Este verano quédate en casa


El año pasado trabajé como guía turístico en Bruselas. Era verano y no parecía que todo lo que había aprendido en la escuela sobre André Bazin y el cine social fuesen a pagarme unas vacaciones en Ámsterdam. Decidí pasarle mi curriculum a uno de esos tipos con paraguas que atraen a los turistas. Al día siguiente me llamaron: el puesto era mío. No había hecho ninguna entrevista, ni hablamos de condiciones de trabajo. De hecho, fue entonces cuando me di cuenta de que no tenía ni idea de la historia de mi país de acogida.
Seguí las visitas de un par de guías para inspirarme. En una semana estaba trabajando. En un par de meses estaba hasta la polla. Mi trabajo consistía en llevar grupitos de turistas de Bruselas a Amberes. Íbamos en tren, les paseaba un par de horas y luego les dejaba algo de tiempo libre para que hiciesen más fotos.
Llegó un momento en el que no podía ni mirarles a la cara. A esa gente les daba igual el secreto de la luz de Rubens o la historia del puerto de la ciudad. Me cortaban en mitad de las explicaciones para preguntarme si había Primark en Bélgica, el cachondo de turno me hacía la misma broma cada día o, simplemente, me miraban con indiferencia. Gente de clase media que se siente como la Preysler cuando contratan a un guía o se comen un menú deluxe en un McDonalds del extranjero. Estrellas del rock de gira de viernes a domingo.

El trabajo me estaba jodiendo la cabeza.
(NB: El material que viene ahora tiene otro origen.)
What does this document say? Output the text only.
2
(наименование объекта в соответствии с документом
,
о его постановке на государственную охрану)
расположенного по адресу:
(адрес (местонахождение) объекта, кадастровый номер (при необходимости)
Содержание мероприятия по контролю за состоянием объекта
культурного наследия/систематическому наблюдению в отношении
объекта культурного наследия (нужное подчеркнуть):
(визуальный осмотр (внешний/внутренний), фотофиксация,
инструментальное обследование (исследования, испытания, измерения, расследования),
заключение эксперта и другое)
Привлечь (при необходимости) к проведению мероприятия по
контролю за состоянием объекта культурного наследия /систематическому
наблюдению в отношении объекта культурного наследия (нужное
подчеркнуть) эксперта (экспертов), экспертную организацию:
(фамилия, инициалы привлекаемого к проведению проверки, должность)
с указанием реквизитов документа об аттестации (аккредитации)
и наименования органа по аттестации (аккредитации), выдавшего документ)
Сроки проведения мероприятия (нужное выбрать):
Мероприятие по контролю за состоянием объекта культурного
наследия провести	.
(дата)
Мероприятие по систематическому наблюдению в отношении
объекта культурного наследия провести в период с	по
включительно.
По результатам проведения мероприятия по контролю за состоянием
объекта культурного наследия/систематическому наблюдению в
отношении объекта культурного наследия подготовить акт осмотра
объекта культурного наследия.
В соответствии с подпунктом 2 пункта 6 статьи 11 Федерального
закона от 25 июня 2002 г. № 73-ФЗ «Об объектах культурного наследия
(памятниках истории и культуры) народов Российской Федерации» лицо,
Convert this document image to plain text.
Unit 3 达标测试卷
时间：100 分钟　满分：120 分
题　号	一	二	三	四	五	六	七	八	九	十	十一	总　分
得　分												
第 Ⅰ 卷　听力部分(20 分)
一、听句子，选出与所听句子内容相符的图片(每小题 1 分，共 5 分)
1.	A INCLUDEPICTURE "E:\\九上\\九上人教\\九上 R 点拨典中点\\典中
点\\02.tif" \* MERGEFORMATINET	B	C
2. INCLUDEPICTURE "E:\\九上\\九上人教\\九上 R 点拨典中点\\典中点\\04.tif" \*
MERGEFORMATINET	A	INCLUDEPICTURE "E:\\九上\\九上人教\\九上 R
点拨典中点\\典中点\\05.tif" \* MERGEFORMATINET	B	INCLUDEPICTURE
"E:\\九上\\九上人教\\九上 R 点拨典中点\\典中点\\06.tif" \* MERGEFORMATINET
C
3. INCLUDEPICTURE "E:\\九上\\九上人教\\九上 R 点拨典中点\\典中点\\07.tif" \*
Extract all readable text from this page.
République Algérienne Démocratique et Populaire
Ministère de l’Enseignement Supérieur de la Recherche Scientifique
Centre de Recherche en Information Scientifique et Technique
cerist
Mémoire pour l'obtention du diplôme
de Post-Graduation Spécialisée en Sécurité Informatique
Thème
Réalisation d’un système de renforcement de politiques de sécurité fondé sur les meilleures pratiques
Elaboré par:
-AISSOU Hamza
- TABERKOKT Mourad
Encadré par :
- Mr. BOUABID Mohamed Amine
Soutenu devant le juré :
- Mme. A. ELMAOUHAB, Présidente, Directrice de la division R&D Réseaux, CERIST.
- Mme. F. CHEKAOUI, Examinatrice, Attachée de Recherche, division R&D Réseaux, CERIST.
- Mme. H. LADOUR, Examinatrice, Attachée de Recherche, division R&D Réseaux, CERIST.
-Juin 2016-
Llegué a soñar con un grupito de turistas que me seguía
a todas partes después de las visitas: se metían en mi casa y hacían fotos al mobiliario de Ikea, rebuscaban en los cajones, atascaban el baño y se comían lo que quedaba en el frigorífico.
En mi penúltimo día de trabajo me tocó hacer una visita privada para un político mexicano y nada más empezar me pidió que dejase de “enseñarle cosas” y que simplemente quería que le acompañase a hacer las compras de navidad para sus hijos. Me sentí como Richard Gere en Pretty Woman: usado. No podía más. Al día siguiente, en cuanto me monté en el tren con un grupito de turistas, supe que sería la última vez.
La visita se me hizo muy cuesta arriba. Aquella gente era de la peor ralea. Por fin llegamos al puerto: el final de la visita. Mientras les hablaba noté como una parejita se alejaba para hacerse fotos; una madre le gritaba a su hijo por no haberse comido la mandarina; dos fulanos comentaban la última victoria del Betis y un mexicano devoraba su tercer gofre del día. A nadie le importaba una mierda lo que contase. Respiré y me dije que les daría la espalda y sin decir nada iría hacia una callejuela cercana. Si nadie se percataba de que ya no estaba allí, entonces saldría corriendo y pillaría el primer tren de vuelta a Bruselas. Y así lo hice. Me imaginaba sus caras al darse cuenta de que les había dejado ahí tirados. Me llamaron de la agencia, no se lo podían creer. Me dijeron que nunca más contarían conmigo. Supongo que me hicieron un favor.

Una vez estuve en Islandia de vacaciones. Los dos últimos días del viaje decidí aprovecharlos para encontrar un restaurante mítico donde hacían sopa de ballena. Después de perderme varias veces con el coche, acabé encontrándolo. Era un lugar perdido y sin pretensiones. Cuando entré, me sentí como Vasco de Gama llegando a la India: siendo el primer europeo en zamparse un Tika Masala. Pero la fantasía duró poco. “¡Donde esté una tortilla de patata, que se quite esta basura!” boceó uno de los gañanes sentados en una mesita al fondo.
El turismo destruyes ciudades. Los rebaños de turistas transforman barrios con solera en decorados de cartón piedra, en parques temáticos pasados de rosca. Las carnicerías cierran y se transforman en tiendas de souvenirs o restaurantes donde la salmonelosis es el plato fuerte. Las vitrinas de los burdeles se visitan como si fuesen museos y los museos como vitrinas donde prostituirnos con millones de selfies. Cuanto más creemos acercarnos a lo auténtico, más se nos escapa. Como el rey Midas, estamos condenados a condenar lo que amamos. Los destinos de moda no aguantan el hype ni un verano entero. 
Puede que este año volvamos a pasar las vacaciones en el pueblo, como cuando aún éramos un país pobre. Quizá aprendamos algo.